Costruttori Edili Siciliani: Pnrr, bandi per 10,5 miliardi nel 2022, ma le imprese non hanno i soldi per partecipare

 

Ance Sicilia. Appalti per 10 miliardi ma le imprese non hanno soldi per partecipare alle gare. Costruttori Edili Siciliani. Pnrr: pubblicati bandi per 10,5 miliardi nel 2022, ma le imprese siciliane sono in forte difficoltà fra procedure non aggiudicate (43%) e impossibilità a partecipare alle gare per mancanza di soldi: 2mila imprese hanno crediti Superbonus incagliati per 1,2 miliardi e quelle impegnate in opere pubbliche attendono i rimborsi del caro-materiali.

24/03/2023 - Cutrone al ministro delle Infrastrutture, al governatore della Sicilia e
ai parlamentari: “Nella conversione del decreto Superbonus trovino una
soluzione per sbloccare i crediti fiscali incagliati, si paghi il
caro-materiali e si crei una Task Force Sicilia per intervenire sulle
stazioni appaltanti e sulle oltre 400 incompiute”

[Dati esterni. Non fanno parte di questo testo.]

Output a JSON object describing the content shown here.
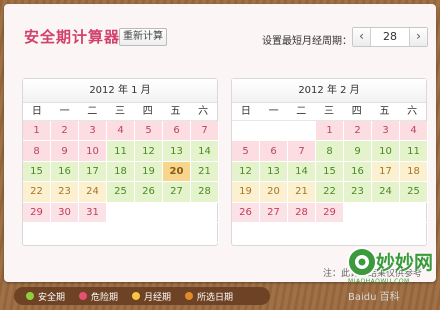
{
  "header": {
    "title": "安全期计算器",
    "recalc_label": "重新计算",
    "cycle_label": "设置最短月经周期：",
    "cycle_value": "28",
    "prev_symbol": "‹",
    "next_symbol": "›"
  },
  "weekdays": [
    "日",
    "一",
    "二",
    "三",
    "四",
    "五",
    "六"
  ],
  "calendars": [
    {
      "title": "2012 年  1 月",
      "days": [
        {
          "n": "1",
          "t": "d"
        },
        {
          "n": "2",
          "t": "d"
        },
        {
          "n": "3",
          "t": "d"
        },
        {
          "n": "4",
          "t": "d"
        },
        {
          "n": "5",
          "t": "d"
        },
        {
          "n": "6",
          "t": "d"
        },
        {
          "n": "7",
          "t": "d"
        },
        {
          "n": "8",
          "t": "d"
        },
        {
          "n": "9",
          "t": "d"
        },
        {
          "n": "10",
          "t": "d"
        },
        {
          "n": "11",
          "t": "s"
        },
        {
          "n": "12",
          "t": "s"
        },
        {
          "n": "13",
          "t": "s"
        },
        {
          "n": "14",
          "t": "s"
        },
        {
          "n": "15",
          "t": "s"
        },
        {
          "n": "16",
          "t": "s"
        },
        {
          "n": "17",
          "t": "s"
        },
        {
          "n": "18",
          "t": "s"
        },
        {
          "n": "19",
          "t": "s"
        },
        {
          "n": "20",
          "t": "sel"
        },
        {
          "n": "21",
          "t": "s"
        },
        {
          "n": "22",
          "t": "p"
        },
        {
          "n": "23",
          "t": "p"
        },
        {
          "n": "24",
          "t": "p"
        },
        {
          "n": "25",
          "t": "s"
        },
        {
          "n": "26",
          "t": "s"
        },
        {
          "n": "27",
          "t": "s"
        },
        {
          "n": "28",
          "t": "s"
        },
        {
          "n": "29",
          "t": "m"
        },
        {
          "n": "30",
          "t": "m"
        },
        {
          "n": "31",
          "t": "m"
        }
      ],
      "lead": 0
    },
    {
      "title": "2012 年  2 月",
      "days": [
        {
          "n": "1",
          "t": "d"
        },
        {
          "n": "2",
          "t": "d"
        },
        {
          "n": "3",
          "t": "d"
        },
        {
          "n": "4",
          "t": "d"
        },
        {
          "n": "5",
          "t": "d"
        },
        {
          "n": "6",
          "t": "d"
        },
        {
          "n": "7",
          "t": "d"
        },
        {
          "n": "8",
          "t": "s"
        },
        {
          "n": "9",
          "t": "s"
        },
        {
          "n": "10",
          "t": "s"
        },
        {
          "n": "11",
          "t": "s"
        },
        {
          "n": "12",
          "t": "s"
        },
        {
          "n": "13",
          "t": "s"
        },
        {
          "n": "14",
          "t": "s"
        },
        {
          "n": "15",
          "t": "s"
        },
        {
          "n": "16",
          "t": "s"
        },
        {
          "n": "17",
          "t": "p"
        },
        {
          "n": "18",
          "t": "p"
        },
        {
          "n": "19",
          "t": "p"
        },
        {
          "n": "20",
          "t": "p"
        },
        {
          "n": "21",
          "t": "p"
        },
        {
          "n": "22",
          "t": "s"
        },
        {
          "n": "23",
          "t": "s"
        },
        {
          "n": "24",
          "t": "s"
        },
        {
          "n": "25",
          "t": "s"
        },
        {
          "n": "26",
          "t": "m"
        },
        {
          "n": "27",
          "t": "m"
        },
        {
          "n": "28",
          "t": "m"
        },
        {
          "n": "29",
          "t": "m"
        }
      ],
      "lead": 3
    }
  ],
  "note": "注：此计算结果仅供参考",
  "legend": [
    {
      "label": "安全期",
      "color": "#8fcf3c"
    },
    {
      "label": "危险期",
      "color": "#e8506e"
    },
    {
      "label": "月经期",
      "color": "#f6c542"
    },
    {
      "label": "所选日期",
      "color": "#e08a2c"
    }
  ],
  "watermark": {
    "brand": "妙妙网",
    "url": "MIAOHAOWU.COM",
    "sub": "Baidu 百科"
  }
}
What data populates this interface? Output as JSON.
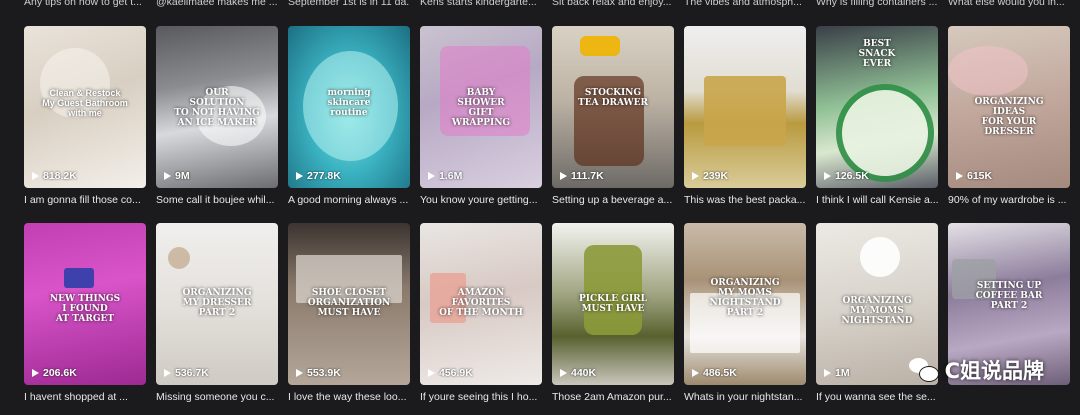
{
  "top_captions": [
    "Any tips on how to get t...",
    "@kaelimaee makes me ...",
    "September 1st is in 11 da...",
    "Kens starts kindergarte...",
    "Sit back relax and enjoy...",
    "The vibes and atmosph...",
    "Why is filling containers ...",
    "What else would you in..."
  ],
  "row1": [
    {
      "overlay": "Clean & Restock\nMy Guest Bathroom\nwith me",
      "views": "818.2K",
      "caption": "I am gonna fill those co..."
    },
    {
      "overlay": "OUR\nSOLUTION\nTO NOT HAVING\nAN ICE MAKER",
      "views": "9M",
      "caption": "Some call it boujee whil..."
    },
    {
      "overlay": "morning\nskincare\nroutine",
      "views": "277.8K",
      "caption": "A good morning always ..."
    },
    {
      "overlay": "BABY\nSHOWER\nGIFT\nWRAPPING",
      "views": "1.6M",
      "caption": "You know youre getting..."
    },
    {
      "overlay": "STOCKING\nTEA DRAWER",
      "views": "111.7K",
      "caption": "Setting up a beverage a..."
    },
    {
      "overlay": "",
      "views": "239K",
      "caption": "This was the best packa..."
    },
    {
      "overlay": "BEST\nSNACK\nEVER",
      "views": "126.5K",
      "caption": "I think I will call Kensie a..."
    },
    {
      "overlay": "ORGANIZING\nIDEAS\nFOR YOUR\nDRESSER",
      "views": "615K",
      "caption": "90% of my wardrobe is ..."
    }
  ],
  "row2": [
    {
      "overlay": "NEW THINGS\nI FOUND\nAT TARGET",
      "views": "206.6K",
      "caption": "I havent shopped at ..."
    },
    {
      "overlay": "ORGANIZING\nMY DRESSER\nPART 2",
      "views": "536.7K",
      "caption": "Missing someone you c..."
    },
    {
      "overlay": "SHOE CLOSET\nORGANIZATION\nMUST HAVE",
      "views": "553.9K",
      "caption": "I love the way these loo..."
    },
    {
      "overlay": "AMAZON\nFAVORITES\nOF THE MONTH",
      "views": "456.9K",
      "caption": "If youre seeing this I ho..."
    },
    {
      "overlay": "PICKLE GIRL\nMUST HAVE",
      "views": "440K",
      "caption": "Those 2am Amazon pur..."
    },
    {
      "overlay": "ORGANIZING\nMY MOMS\nNIGHTSTAND\nPART 2",
      "views": "486.5K",
      "caption": "Whats in your nightstan..."
    },
    {
      "overlay": "ORGANIZING\nMY MOMS\nNIGHTSTAND",
      "views": "1M",
      "caption": "If you wanna see the se..."
    },
    {
      "overlay": "SETTING UP\nCOFFEE BAR\nPART 2",
      "views": "",
      "caption": ""
    }
  ],
  "watermark": {
    "text": "C姐说品牌",
    "icon": "wechat-icon"
  }
}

Palermo, 24 marzo 2023 – Primi effetti positivi del “Pnrr” in Sicilia.
Rispetto ai bandi di gara pubblicati nell’Isola annualmente per un
importo totale medio di 1 miliardo di euro (salito a 3,9 miliardi nel
2020 e a 2,5 miliardi nel 2021), l’Ance Sicilia nella bozza
dell’Osservatorio sulle costruzioni ha rilevato nel 2022 un boom di
bandi pubblicati (2.128) per 10,5 miliardi di euro (+309% sul 2021,
+905% sul 2016), di cui 595 opere per 6,5 miliardi bandite fra novembre
e dicembre. E, nonostante le polemiche sulle difficoltà tecniche degli
enti locali a utilizzare i fondi del “Pnrr”, nell’anno 2022 ben 1.895
gare per 766 milioni sono state di importo sotto la soglia dei 2 milioni
di euro, in buona parte provenienti dalle Pubbliche amministrazioni
territoriali, che in totale ne hanno bandite 1.249.

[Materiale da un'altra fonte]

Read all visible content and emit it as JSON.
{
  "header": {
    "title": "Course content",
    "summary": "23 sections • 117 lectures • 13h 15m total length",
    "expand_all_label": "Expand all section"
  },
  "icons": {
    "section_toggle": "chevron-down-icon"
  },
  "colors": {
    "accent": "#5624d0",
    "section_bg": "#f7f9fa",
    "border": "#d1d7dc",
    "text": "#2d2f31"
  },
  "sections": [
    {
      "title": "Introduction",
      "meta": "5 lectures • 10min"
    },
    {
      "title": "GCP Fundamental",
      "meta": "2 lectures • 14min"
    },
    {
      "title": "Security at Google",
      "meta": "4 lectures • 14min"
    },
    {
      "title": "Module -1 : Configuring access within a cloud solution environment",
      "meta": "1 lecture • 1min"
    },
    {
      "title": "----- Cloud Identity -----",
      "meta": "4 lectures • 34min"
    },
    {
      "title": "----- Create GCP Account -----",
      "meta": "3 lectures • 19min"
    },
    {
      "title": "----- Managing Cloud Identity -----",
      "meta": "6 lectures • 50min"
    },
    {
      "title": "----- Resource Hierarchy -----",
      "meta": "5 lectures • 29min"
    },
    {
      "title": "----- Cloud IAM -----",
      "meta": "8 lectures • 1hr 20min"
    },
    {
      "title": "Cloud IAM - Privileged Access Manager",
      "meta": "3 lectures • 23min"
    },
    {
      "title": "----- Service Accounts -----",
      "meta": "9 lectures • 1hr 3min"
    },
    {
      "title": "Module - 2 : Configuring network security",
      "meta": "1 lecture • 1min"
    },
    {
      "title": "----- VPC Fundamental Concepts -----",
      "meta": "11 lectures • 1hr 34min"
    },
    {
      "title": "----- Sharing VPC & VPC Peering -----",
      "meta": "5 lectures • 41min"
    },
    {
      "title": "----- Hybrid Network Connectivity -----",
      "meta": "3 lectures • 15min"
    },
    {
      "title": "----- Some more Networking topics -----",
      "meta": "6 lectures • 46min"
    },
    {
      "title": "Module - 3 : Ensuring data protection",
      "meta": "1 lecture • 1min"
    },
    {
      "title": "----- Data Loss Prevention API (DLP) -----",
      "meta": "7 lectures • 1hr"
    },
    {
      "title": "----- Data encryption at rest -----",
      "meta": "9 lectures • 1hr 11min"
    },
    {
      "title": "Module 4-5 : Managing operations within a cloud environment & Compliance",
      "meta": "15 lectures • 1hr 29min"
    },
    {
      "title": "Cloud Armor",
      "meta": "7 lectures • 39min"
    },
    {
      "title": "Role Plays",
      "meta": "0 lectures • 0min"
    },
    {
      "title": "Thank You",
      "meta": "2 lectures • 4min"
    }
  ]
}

Però per la prima volta ciò non si traduce in una buona notizia per le
imprese edili siciliane. Da un lato, infatti, prosegue la tendenza delle
commissioni di gara a non aggiudicare i lavori: su 1.996 gare pubblicate
nel 2021 per 2,5 miliardi, ben 597 gare (29,90%) non risultano
aggiudicate ad un anno di distanza, facendo perdere per strada
finanziamenti per 1,1 miliardi (42,73%).
Dall’altro lato, le imprese non hanno più capacità finanziaria per
partecipare alle gare d’appalto: 2mila di loro hanno crediti Superbonus
incagliati per 1,2 miliardi con 11mila lavoratori coinvolti, le altre
che sono impegnate nei lavori per opere pubbliche sono in fortissima
difficoltà perché tarda ancora l’erogazione dei rimborsi per il
caro-materiali.
Una situazione da risolvere al più presto, anche in vista
dell’annunciato avvio dei lavori di costruzione del Ponte sullo Stretto
di Messina, nell’estate del 2024, per il quale le imprese siciliane
dell’Ance Sicilia chiedono l’inserimento nell’apposito decreto di una
clausola per potere partecipare all’esecuzione di quest’opera in accordo
con il general contractor.

Santo Cutrone, presidente di Ance Sicilia, lancia un appello al ministro
delle Infrastrutture, al presidente della Regione (al quale ha inviato
una richiesta di incontro con l’intera Filiera delle costruzioni) e a
tutti i parlamentari “affinché, nella conversione in legge del decreto
Superbonus, siano sbloccati i crediti fiscali da bonus edilizi rimasti
incagliati, tramite il più semplice e immediato dei metodi, proposto da
Ance e Abi: l’utilizzo dei crediti nei pagamenti con il modello F24
operato dalle banche così da liberare spazi per l’acquisizione di nuovi
crediti. Inoltre, sollecitiamo l’erogazione dei rimborsi del
caro-materiali. E, a proposito della giusta richiesta dei sindaci di
realizzare non solo il Ponte, ma anche tutte le infrastrutture viarie e
ferroviarie interne all’Isola, di istituire una ‘Task Force Sicilia’
che, tra ministero, Regione e stazioni appaltanti, intervenga per
sbloccare l’aggiudicazione delle gare di cui non si ha più notizia e le
oltre 400 opere incompiute censite dalla Regione”.